For Mississippi, that would mean a switch to 100 percent renewables by 2050, not too long before the end of Kemper's planned life cycle.

Under the plan created by Jacobson and Mark Delucchi, a research scientist at the University of California at Davis, Mississippi would get about 74 percent of its energy from solar photovoltaic plants, 10 percent from offshore wind, another 10 percent from equal parts concentrated solar power and wind power, 2.4 percent from residential rooftop photovoltaic cells, 1.6 percent from commercial and government rooftop PV cells and 1 percent each from wave devices and tidal turbines. That conversion, they contend on their Solutions Project website, would create 100,778 construction jobs and 40,659 operation jobs.

They say those jobs worldwide -- 24 million construction jobs and 26.5 million operational jobs -- would offset the loss of 28.4 million lost in the fossil fuel industries.

Compromise, new rules

If coal meets its demise in sparsely populated and chronically poor Kemper County, the power plant project that held out economic promise for the 10,000 or so folks who live there will be among the culprits in its death.

To get the Sierra Club off its back, Mississippi Power agreed to a settlement that required it to stop burning coal at its Watson plant in Gulfport, close a plant in Lauderdale County or switch it to gas, and stop using coal in Greene County, Ala.
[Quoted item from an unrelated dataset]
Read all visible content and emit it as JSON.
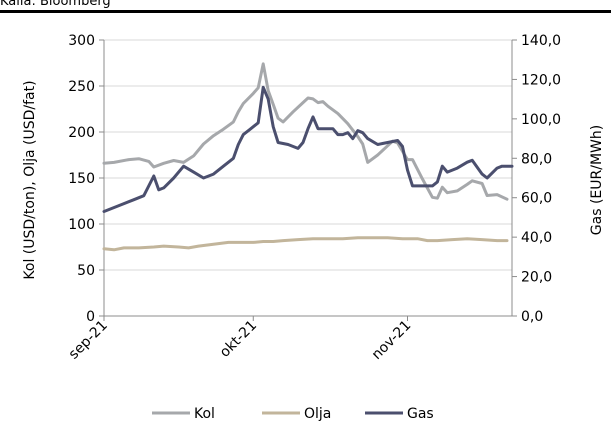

It also agreed to set up a foundation to nurture renewable energy.

Mississippi Power also committed itself to renewable energy, promising to try to buy wind and/or solar power operations. And it promised not to oppose certain net-metering plans before the PSC. Net metering would enable homeowners to install rooftop solar and sell excess power back to the utility.

Then there is the administration of President Barack Obama, which wants to sharply cut the amount of heat-trapping carbon emissions from power plants.
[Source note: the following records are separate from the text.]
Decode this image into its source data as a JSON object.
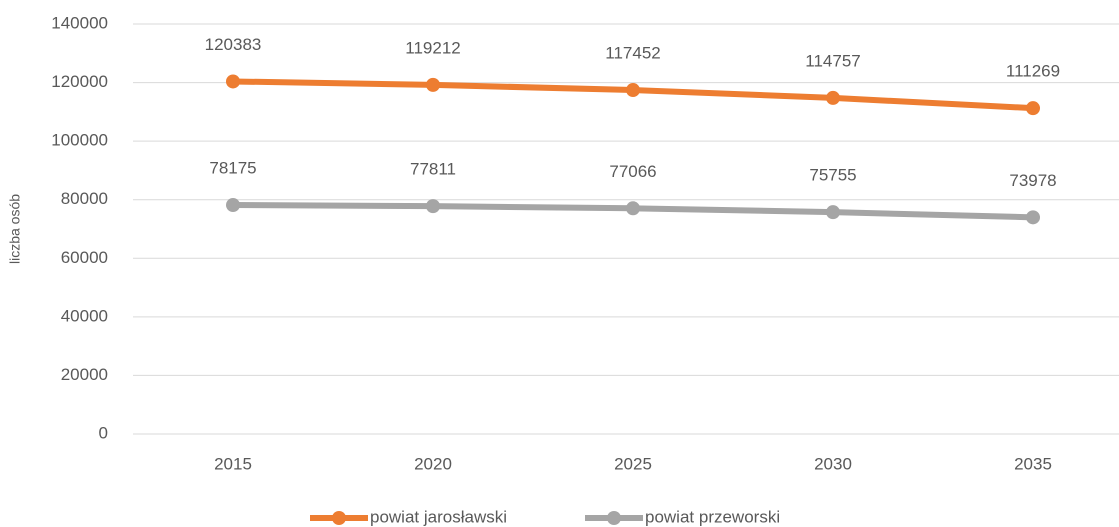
{
  "chart_data": {
    "type": "line",
    "y_label": "liczba osób",
    "categories": [
      "2015",
      "2020",
      "2025",
      "2030",
      "2035"
    ],
    "series": [
      {
        "name": "powiat jarosławski",
        "color": "#ED7D31",
        "values": [
          120383,
          119212,
          117452,
          114757,
          111269
        ]
      },
      {
        "name": "powiat przeworski",
        "color": "#A5A5A5",
        "values": [
          78175,
          77811,
          77066,
          75755,
          73978
        ]
      }
    ],
    "ylim": [
      0,
      140000
    ],
    "yticks": [
      0,
      20000,
      40000,
      60000,
      80000,
      100000,
      120000,
      140000
    ],
    "grid": true,
    "legend": "bottom"
  }
}
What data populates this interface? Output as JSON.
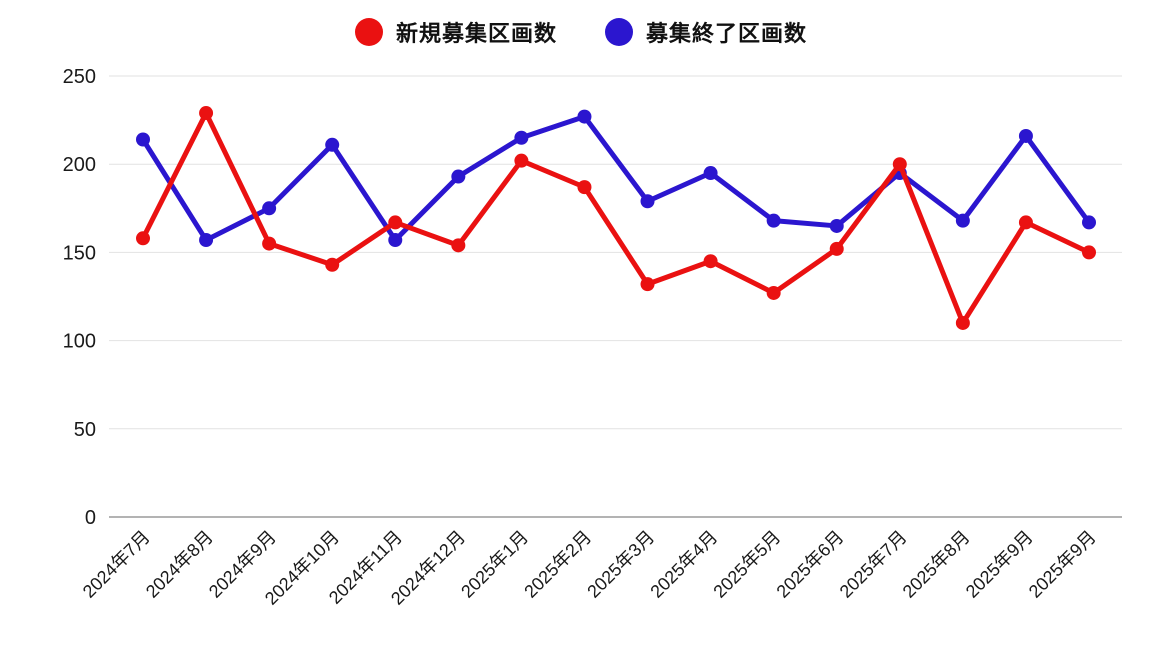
{
  "colors": {
    "series_red": "#ea1111",
    "series_blue": "#2b16cf",
    "grid": "#e2e2e2",
    "zero_axis": "#9a9a9a",
    "tick_text": "#1a1a1a",
    "background": "#ffffff"
  },
  "chart_data": {
    "type": "line",
    "title": "",
    "xlabel": "",
    "ylabel": "",
    "categories": [
      "2024年7月",
      "2024年8月",
      "2024年9月",
      "2024年10月",
      "2024年11月",
      "2024年12月",
      "2025年1月",
      "2025年2月",
      "2025年3月",
      "2025年4月",
      "2025年5月",
      "2025年6月",
      "2025年7月",
      "2025年8月",
      "2025年9月",
      "2025年9月"
    ],
    "series": [
      {
        "name": "新規募集区画数",
        "color": "#ea1111",
        "values": [
          158,
          229,
          155,
          143,
          167,
          154,
          202,
          187,
          132,
          145,
          127,
          152,
          200,
          110,
          167,
          150
        ]
      },
      {
        "name": "募集終了区画数",
        "color": "#2b16cf",
        "values": [
          214,
          157,
          175,
          211,
          157,
          193,
          215,
          227,
          179,
          195,
          168,
          165,
          195,
          168,
          216,
          167
        ]
      }
    ],
    "ylim": [
      0,
      250
    ],
    "yticks": [
      0,
      50,
      100,
      150,
      200,
      250
    ],
    "grid": true,
    "legend_position": "top",
    "x_tick_rotation_deg": -45,
    "marker": "circle"
  }
}
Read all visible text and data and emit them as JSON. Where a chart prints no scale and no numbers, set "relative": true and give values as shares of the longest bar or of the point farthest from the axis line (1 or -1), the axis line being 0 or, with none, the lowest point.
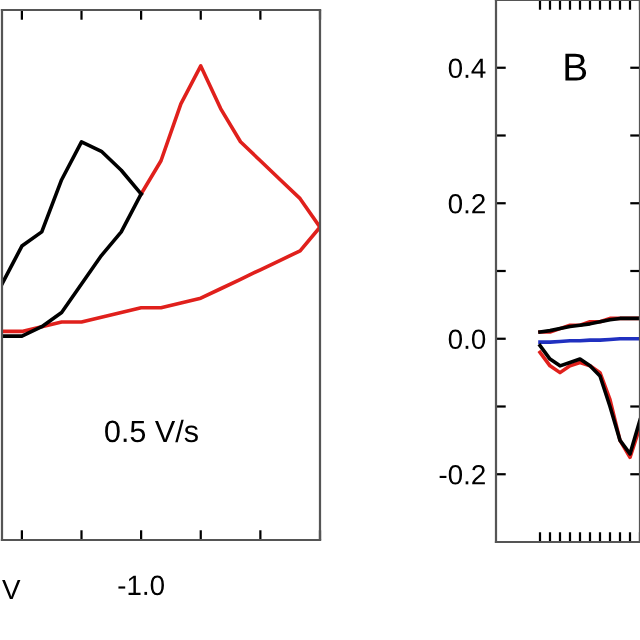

The Senate on Nov. 17 voted to block the Environmental Protection Agency's limits on coal-fired plants and to strike down an EPA rule that would block construction of new coal plants. Obama has said he'll veto any such moves, should they make it to his desk.

Even though the Mississippi Power president said the EPA rules underscore the value of Kemper, the latest round of restrictions, which Holland said he doesn't believe will ever go into effect, would in his mind be a disaster.
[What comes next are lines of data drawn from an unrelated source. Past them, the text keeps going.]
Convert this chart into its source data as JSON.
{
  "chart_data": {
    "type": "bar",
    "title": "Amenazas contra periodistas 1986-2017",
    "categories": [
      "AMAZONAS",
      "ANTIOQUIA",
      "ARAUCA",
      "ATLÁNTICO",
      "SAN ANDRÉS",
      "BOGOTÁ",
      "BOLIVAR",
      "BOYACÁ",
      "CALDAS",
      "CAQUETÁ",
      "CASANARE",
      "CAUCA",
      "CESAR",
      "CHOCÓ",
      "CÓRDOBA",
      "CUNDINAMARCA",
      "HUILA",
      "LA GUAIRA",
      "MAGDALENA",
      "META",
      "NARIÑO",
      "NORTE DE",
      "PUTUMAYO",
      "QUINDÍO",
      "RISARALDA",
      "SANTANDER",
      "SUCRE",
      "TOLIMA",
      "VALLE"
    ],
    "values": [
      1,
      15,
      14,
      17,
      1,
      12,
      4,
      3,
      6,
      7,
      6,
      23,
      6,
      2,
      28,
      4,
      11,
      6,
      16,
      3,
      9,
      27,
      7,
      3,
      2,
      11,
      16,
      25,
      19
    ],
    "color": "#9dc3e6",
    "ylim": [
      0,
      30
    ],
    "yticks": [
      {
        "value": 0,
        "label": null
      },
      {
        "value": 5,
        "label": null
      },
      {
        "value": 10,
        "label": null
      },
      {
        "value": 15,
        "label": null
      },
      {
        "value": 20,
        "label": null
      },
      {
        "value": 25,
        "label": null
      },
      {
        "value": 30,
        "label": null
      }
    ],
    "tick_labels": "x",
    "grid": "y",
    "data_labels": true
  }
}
"We spent billions and billions of dollars across the country retrofitting and putting in environmental controls at all these plants to comply with (a previous) rule and as soon as you get to a point where you're complying with that rule, here comes this rule.

"To comply with it, and again, we don't know the full impact but taking it to its logical conclusion, just about every coal-fired plant in this country would have to be shut down."